Thanks to music-industry officials, whose livelihood often depends on what Congress does, eight lawmakers and 38 staffers bought tickets to Ms. Streisand's May 12 concert in suburban Washington at face value.

When tickets went on sale a few weeks ago for Ms. Streisand's first concert tour in more than 25 years, thousands of ordinary fans around the nation spent hours camping out for ducats only to leave empty-handed.

Via an April 15 letter, music officials offered select lawmakers tickets costing $50, $125 and $350 for two sold-out shows at USAir Arena in Landover, Md., on May 10 and 12.

Ms. Streisand supported Bill Clinton's presidential campaign and has held fund-raisers for other Democratic candidates.

The tickets were made available in a letter from Sony Music Entertainment Inc. and two music trade groups: the American Society of Composers, Authors and Publishers and the Recording Industry Association of America.

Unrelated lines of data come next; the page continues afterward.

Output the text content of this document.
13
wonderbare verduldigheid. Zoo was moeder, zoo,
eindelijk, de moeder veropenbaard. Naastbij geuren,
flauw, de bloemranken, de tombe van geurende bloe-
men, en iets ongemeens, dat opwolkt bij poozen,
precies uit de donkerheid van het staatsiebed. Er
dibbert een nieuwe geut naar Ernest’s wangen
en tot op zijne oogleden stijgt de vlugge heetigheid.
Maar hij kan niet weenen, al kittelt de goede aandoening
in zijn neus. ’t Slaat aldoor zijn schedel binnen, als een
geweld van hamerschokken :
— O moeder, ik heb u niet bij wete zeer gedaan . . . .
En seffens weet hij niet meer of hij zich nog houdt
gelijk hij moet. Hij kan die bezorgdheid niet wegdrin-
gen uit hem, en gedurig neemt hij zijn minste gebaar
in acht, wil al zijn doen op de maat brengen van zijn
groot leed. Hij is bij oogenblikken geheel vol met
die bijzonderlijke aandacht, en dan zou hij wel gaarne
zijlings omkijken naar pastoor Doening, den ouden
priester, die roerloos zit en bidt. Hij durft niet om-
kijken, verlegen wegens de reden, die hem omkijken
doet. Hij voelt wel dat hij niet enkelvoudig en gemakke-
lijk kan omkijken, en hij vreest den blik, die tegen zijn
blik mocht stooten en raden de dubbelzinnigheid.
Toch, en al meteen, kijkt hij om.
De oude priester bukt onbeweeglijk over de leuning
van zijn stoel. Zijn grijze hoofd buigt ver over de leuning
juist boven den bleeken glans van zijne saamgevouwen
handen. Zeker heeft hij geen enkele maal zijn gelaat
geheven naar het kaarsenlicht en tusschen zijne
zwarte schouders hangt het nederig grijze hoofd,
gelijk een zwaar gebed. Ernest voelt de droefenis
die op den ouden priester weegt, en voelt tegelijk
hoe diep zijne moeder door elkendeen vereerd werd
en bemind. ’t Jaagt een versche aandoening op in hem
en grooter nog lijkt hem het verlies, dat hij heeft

Association spokesman Tim Sites said 500 offers were sent to "friends of the industry," most in Congress, the Clinton administration and the media. Not every member of Congress was included but it did include members of the Commerce, Judiciary and tax-writing committees, he said.

Mr. Sites sees no problem with the preferential treatment. Industry officials legally could have given the tickets away, he said, but they decided to sell them at face value in keeping with the spirit of ethics reform on Capitol Hill.

Congress is considering a bill that would ban accepting gifts from lobby groups. Current laws are too lax, public-interest groups say.

Streisand tickets have been a scalper's dream since she started performing this year after a 22-year hiatus. Tickets for Ms. Streisand's two Washington shows sold out within an hour.

But Mr. Sites said the Streisand tickets were not a reward. Those who were offered tickets "are all just friends of the industry," he said.